A viagem de Maria coincide com um tempo de silêncio em que pode captar melhor o significado do que está ocorrendo em sua vida, aprofundando as palavras do Anjo. Ao mesmo tempo Maria não perde de vista a meta de sua viagem: ver a mulher de quem lhe foi falado e que também foi beneficiária da misericórdia de Deus; com ela será solidária.
O evangelista está nos mostrando que, depois da anunciação, Maria vive um momento de interiorização, de meditação. Isto é importante também para nós: a ação do Espírito solicita o cultivo da interioridade.
- O movimento interno: A ação do Espírito Santo (vv.41.44)
“Entrou em casa de Zacarias e saudou Isabel” (v.40).
As duas mulheres, quando se saúdam, captam a vibração do Espírito e se abraçam com imensa alegria. Não conhecemos o conteúdo da saudação de Maria a Isabel, porém, sim, seu efeito: é de tal modo que: faz saltar à criatura em gestação no ventre de Isabel; e provoca a unção do Espírito Santo.
“Saltou de gozo o menino em seu seio”.
O encontro entre as duas mulheres faz saltar de alegria o menino de Isabel, o qual é manifestação da ação do Espírito. A partir deste momento muitos saltarão de gozo ao longo de todo o Evangelho cada vez que se encontrem com Jesus. O Messias é portador da alegria, expressão de plenitude de vida que provém de Deus. Começa a festa da vida que traz o Evangelho daquele que traz alegria para todo o povo (ver 2,10).
“Isabel ficou plena do Espírito Santo”.
A voz de Maria é portadora do Espírito que a cumula e introduz Isabel em sua experiência: uma emoção profunda, capaz de estremecer e fazer dançar de alegria. Guiada pelo Espírito, Isabel capta a grandeza do acontecido a Maria e expressa abertamente. As duas mulheres, uma anciã e uma jovem, se compreendem a fundo e são capazes de dizer o que levam por dentro, o que cada uma capta da outra. Suas vidas marcadas por solidão, enfim, acham ouvidos dignos de seus segredos, ambas se compreendem. Nessa proximidade, onde também atua o Espírito, as duas elevam hinos de louvor. Suscita-se, assim, um clima de reconhecimento público e respeito que desvela o que desde tempo atrás vem amadurecendo no coração.
3. O movimento confessional: Cântico de reconhecimento de Isabel a Maria (42-45)
“E exclamando em alta voz, disse…” (1,42a).

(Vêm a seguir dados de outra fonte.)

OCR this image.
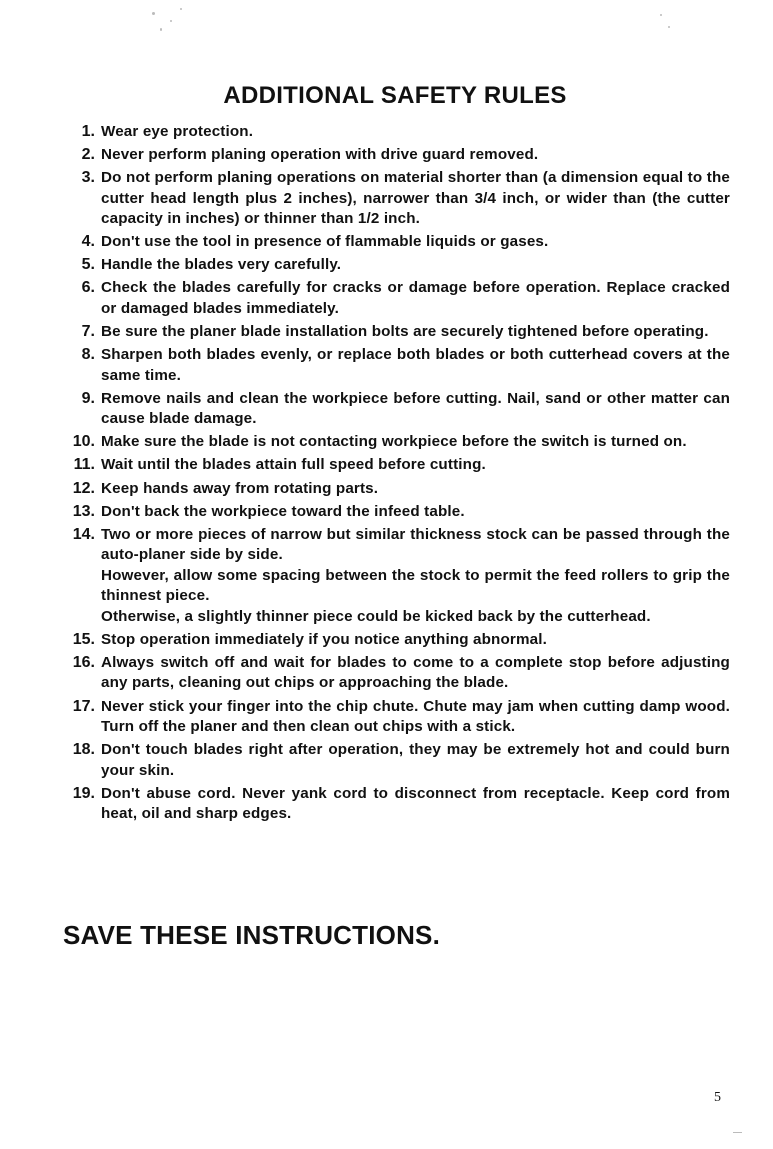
ADDITIONAL SAFETY RULES
1. Wear eye protection.
2. Never perform planing operation with drive guard removed.
3. Do not perform planing operations on material shorter than (a dimension equal to the cutter head length plus 2 inches), narrower than 3/4 inch, or wider than (the cutter capacity in inches) or thinner than 1/2 inch.
4. Don't use the tool in presence of flammable liquids or gases.
5. Handle the blades very carefully.
6. Check the blades carefully for cracks or damage before operation. Replace cracked or damaged blades immediately.
7. Be sure the planer blade installation bolts are securely tightened before operating.
8. Sharpen both blades evenly, or replace both blades or both cutterhead covers at the same time.
9. Remove nails and clean the workpiece before cutting. Nail, sand or other matter can cause blade damage.
10. Make sure the blade is not contacting workpiece before the switch is turned on.
11. Wait until the blades attain full speed before cutting.
12. Keep hands away from rotating parts.
13. Don't back the workpiece toward the infeed table.
14. Two or more pieces of narrow but similar thickness stock can be passed through the auto-planer side by side.
However, allow some spacing between the stock to permit the feed rollers to grip the thinnest piece.
Otherwise, a slightly thinner piece could be kicked back by the cutterhead.
15. Stop operation immediately if you notice anything abnormal.
16. Always switch off and wait for blades to come to a complete stop before adjusting any parts, cleaning out chips or approaching the blade.
17. Never stick your finger into the chip chute. Chute may jam when cutting damp wood. Turn off the planer and then clean out chips with a stick.
18. Don't touch blades right after operation, they may be extremely hot and could burn your skin.
19. Don't abuse cord. Never yank cord to disconnect from receptacle. Keep cord from heat, oil and sharp edges.
SAVE THESE INSTRUCTIONS.
5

O que até o momento era somente o segredo de Maria agora Isabel o anuncia a gritos e com o coração transbordante. O conteúdo é a ação criadora do Deus da vida na existência de Maria, por meio da qual tem se realizado a encarnação do Filho de Deus. Isabel diz a Maria duas palavras chaves que revelam sua personalidade: “Bendita” e “feliz”.
“Bendita”.
Primeiro Isabel louva a Deus pelo que fez em Maria, isto é, a encheu de graça e a abençoou com seu poder criador que a fez capaz de transmitir a vida ao Filho de Deus. Abençoar é “gerar vida” e, precisamente por isso, Maria é “a bendita” por excelência. Se toda mulher é benção para o mundo por gerar vida, muito mais Maria é a “bendita entre todas as mulheres”, já que traz ao mundo o Senhor da vida que vence a morte e dá a vida eterna. E mais, porque seu filho não é um menino qualquer, mas o “Filho do Altíssimo” (ver relato anunciação), a Virgem Maria tem, com o suficiente fundamento, a dignidade de “Mãe de Deus (do Senhor)” (v.43).
“Feliz”.
Segundo, Isabel faz eco às palavras ditas por Maria na anunciação: “Faça-se em mim segundo tua Palavra” (1,38) e qualifica sua atitude como um ato de fé: “Feliz a que acreditou que se cumpririam as coisas que lhe foram ditas da parte do Senhor”.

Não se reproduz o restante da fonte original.